Saturday, April 16, 2011
Child of the Atom
By David Blandy and Inko
Just before I left the UK I happened upon an art gallery showing a kind of neat exhibition. It featured action figures, comic books, a video game, and several video pieces all about the creator, David Blandy. Not that Blandy created all the stuff himself, rather he had hired other people to draw the comics (and maybe make the other stuff?) based upon his ideas.
It was a kind of neat idea, and the reverse of the art pieces I've seen that try to take a fictional character and make them real.
This comic is about Hiroshima, and if you'll allow me a brief moment I will tell you about my time there, as at this point I don't think I'm ever going to make a zine about that trip. I visited Japan in 2007 after living and traveling around Asia for most of the previous two years. I did the normal geeky stuff in Japan: went to Harajuku, went to the science museum, went to the Ghibli museum, looked at the homeless people's cardboard dwellings, hitchhiked on buses of old people (okay, so maybe my trip wasn't always normal).

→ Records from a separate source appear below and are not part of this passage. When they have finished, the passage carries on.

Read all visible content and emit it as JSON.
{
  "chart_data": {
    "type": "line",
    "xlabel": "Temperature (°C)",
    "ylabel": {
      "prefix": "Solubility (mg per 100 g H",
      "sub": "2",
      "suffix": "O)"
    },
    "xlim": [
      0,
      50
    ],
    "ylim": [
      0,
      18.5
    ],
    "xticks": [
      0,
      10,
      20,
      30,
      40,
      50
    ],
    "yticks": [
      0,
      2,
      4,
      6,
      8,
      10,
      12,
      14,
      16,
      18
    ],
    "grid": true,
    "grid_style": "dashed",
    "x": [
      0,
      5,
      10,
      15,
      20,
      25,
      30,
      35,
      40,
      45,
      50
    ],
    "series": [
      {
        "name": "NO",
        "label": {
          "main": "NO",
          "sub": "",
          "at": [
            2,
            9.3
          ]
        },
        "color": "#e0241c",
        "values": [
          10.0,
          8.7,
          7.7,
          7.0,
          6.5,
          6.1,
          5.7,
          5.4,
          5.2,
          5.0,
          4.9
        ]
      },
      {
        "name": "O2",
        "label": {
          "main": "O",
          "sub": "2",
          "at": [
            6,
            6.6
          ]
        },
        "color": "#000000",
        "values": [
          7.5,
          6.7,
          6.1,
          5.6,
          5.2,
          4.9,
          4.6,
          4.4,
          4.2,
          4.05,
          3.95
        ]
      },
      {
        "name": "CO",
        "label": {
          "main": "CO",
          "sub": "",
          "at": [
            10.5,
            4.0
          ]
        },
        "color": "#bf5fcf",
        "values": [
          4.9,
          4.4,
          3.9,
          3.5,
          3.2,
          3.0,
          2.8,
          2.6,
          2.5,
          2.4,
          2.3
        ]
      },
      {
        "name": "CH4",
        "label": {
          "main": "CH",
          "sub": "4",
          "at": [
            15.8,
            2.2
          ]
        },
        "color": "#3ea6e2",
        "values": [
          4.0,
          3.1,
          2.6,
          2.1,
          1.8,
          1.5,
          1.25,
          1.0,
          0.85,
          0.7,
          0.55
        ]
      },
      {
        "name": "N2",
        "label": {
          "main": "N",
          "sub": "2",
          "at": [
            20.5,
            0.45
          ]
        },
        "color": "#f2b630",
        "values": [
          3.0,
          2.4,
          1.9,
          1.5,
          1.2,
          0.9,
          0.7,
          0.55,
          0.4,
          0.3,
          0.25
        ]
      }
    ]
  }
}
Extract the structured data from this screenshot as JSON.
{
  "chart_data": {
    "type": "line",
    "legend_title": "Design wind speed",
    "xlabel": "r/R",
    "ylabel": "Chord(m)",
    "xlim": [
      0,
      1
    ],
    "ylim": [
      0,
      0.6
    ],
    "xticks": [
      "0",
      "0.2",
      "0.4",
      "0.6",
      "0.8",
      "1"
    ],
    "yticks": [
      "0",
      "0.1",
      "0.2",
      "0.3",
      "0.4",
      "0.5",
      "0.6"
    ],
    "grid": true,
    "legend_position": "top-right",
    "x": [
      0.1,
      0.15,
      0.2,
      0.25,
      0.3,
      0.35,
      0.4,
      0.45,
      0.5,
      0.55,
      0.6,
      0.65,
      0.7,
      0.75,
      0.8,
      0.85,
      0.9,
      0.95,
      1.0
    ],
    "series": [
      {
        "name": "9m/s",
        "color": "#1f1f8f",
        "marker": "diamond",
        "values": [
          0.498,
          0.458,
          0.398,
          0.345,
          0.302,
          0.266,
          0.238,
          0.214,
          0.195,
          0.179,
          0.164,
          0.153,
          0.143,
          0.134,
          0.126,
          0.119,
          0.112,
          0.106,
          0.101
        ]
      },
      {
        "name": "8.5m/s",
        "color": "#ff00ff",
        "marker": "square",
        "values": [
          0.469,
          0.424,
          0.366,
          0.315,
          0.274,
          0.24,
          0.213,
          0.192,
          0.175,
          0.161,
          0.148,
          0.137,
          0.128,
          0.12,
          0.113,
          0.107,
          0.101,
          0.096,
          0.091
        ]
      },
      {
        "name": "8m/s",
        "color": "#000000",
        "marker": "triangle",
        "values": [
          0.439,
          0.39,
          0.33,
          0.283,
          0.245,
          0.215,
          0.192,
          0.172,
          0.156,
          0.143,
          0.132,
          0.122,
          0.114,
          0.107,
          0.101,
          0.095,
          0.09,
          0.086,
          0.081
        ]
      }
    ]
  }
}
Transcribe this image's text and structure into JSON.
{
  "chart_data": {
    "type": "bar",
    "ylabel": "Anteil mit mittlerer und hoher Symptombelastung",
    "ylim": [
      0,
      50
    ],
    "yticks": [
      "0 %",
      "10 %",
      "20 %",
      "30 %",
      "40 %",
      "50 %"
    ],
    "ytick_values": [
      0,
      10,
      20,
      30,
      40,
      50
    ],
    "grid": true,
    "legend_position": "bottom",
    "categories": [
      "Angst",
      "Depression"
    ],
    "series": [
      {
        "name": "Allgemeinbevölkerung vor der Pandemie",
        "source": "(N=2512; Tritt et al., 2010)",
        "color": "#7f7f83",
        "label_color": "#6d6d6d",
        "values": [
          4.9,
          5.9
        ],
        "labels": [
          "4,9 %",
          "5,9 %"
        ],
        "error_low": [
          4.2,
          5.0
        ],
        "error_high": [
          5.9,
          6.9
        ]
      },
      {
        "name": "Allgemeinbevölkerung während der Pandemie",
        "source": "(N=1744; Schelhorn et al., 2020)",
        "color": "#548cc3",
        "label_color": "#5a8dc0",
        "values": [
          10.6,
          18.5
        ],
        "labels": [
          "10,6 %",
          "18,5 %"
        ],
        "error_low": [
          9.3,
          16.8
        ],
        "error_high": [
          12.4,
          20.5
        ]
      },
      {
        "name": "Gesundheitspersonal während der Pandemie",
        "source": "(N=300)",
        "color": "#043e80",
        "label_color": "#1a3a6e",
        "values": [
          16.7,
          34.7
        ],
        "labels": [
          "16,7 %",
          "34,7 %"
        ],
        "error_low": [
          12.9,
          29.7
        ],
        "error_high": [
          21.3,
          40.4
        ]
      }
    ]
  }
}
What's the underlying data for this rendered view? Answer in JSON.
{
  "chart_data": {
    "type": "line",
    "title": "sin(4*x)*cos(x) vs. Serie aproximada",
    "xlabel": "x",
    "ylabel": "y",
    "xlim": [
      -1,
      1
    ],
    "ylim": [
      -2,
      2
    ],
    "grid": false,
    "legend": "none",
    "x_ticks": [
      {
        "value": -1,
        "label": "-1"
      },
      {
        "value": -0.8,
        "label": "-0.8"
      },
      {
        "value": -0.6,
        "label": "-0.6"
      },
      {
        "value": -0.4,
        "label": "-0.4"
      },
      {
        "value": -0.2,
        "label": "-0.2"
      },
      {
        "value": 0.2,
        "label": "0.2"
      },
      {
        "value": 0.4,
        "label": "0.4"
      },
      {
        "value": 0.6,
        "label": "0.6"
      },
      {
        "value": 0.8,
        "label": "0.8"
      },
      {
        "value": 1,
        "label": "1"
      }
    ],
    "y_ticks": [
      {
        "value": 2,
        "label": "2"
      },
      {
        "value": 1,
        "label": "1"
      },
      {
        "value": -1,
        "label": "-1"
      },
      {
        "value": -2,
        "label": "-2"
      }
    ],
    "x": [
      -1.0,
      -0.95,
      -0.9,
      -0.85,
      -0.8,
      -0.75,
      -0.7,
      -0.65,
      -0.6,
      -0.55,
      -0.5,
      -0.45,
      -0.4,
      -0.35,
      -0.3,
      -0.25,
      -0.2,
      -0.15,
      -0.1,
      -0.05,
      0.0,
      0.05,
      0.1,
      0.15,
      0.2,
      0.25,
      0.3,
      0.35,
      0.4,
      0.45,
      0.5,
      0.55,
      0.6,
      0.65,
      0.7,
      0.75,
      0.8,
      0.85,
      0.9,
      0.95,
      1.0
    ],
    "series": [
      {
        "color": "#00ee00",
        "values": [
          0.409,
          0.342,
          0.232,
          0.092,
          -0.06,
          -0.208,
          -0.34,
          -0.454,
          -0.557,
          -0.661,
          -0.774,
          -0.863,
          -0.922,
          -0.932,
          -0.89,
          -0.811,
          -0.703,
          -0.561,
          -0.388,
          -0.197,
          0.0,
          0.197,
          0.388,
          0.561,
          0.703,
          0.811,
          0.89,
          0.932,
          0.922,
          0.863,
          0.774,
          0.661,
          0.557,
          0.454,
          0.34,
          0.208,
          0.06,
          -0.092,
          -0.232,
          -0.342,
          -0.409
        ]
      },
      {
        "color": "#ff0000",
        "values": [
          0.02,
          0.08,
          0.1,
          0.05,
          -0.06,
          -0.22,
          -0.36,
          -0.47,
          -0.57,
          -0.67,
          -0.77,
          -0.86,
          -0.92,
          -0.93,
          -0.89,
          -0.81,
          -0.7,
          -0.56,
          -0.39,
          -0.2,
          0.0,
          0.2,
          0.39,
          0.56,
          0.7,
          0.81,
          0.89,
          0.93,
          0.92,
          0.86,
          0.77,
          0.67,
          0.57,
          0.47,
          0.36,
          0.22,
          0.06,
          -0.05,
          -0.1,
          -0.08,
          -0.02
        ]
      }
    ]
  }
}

And then I got to Hiroshima, which in many ways was my favourite city in Japan. There was a rad tram system, the food was good, there were art galleries, the people were friendly, and it just seemed nice. Except that you never knew when you would turn the corner and uncover a memorial to the people that died because of the nuclear explosion.
I cried looking at the monuments and museums. I cried reading Barefoot Gen (a really good, if brutal, comic you should read) in a library. I cried because to so many people this was just another tourist attraction to be bussed to. I cried because I don't know how the war could have ended with less loss of life. I cried because I remembered how the Japanese had kept their prisoners of war in Sandakan a few months before. I cried when I saw the paper cranes.
All of this is to say that I don't really know how to review a comic like this. The wordless comic and images of Hiroshima conjure up a lot of memories for me, but I have no idea what someone who hasn't been to these places will take from it.
One thing that is interesting, and the reason Blandy created this comic, is that he and his family sort of feel they owe their lives to the bombs dropped on Hiroshima and Nagasaki. Blandy's grandfather was in a Japanese POW camp and believed that if the war hadn't ended the way it did, he wouldn't have survived. Which is something to think about at any rate.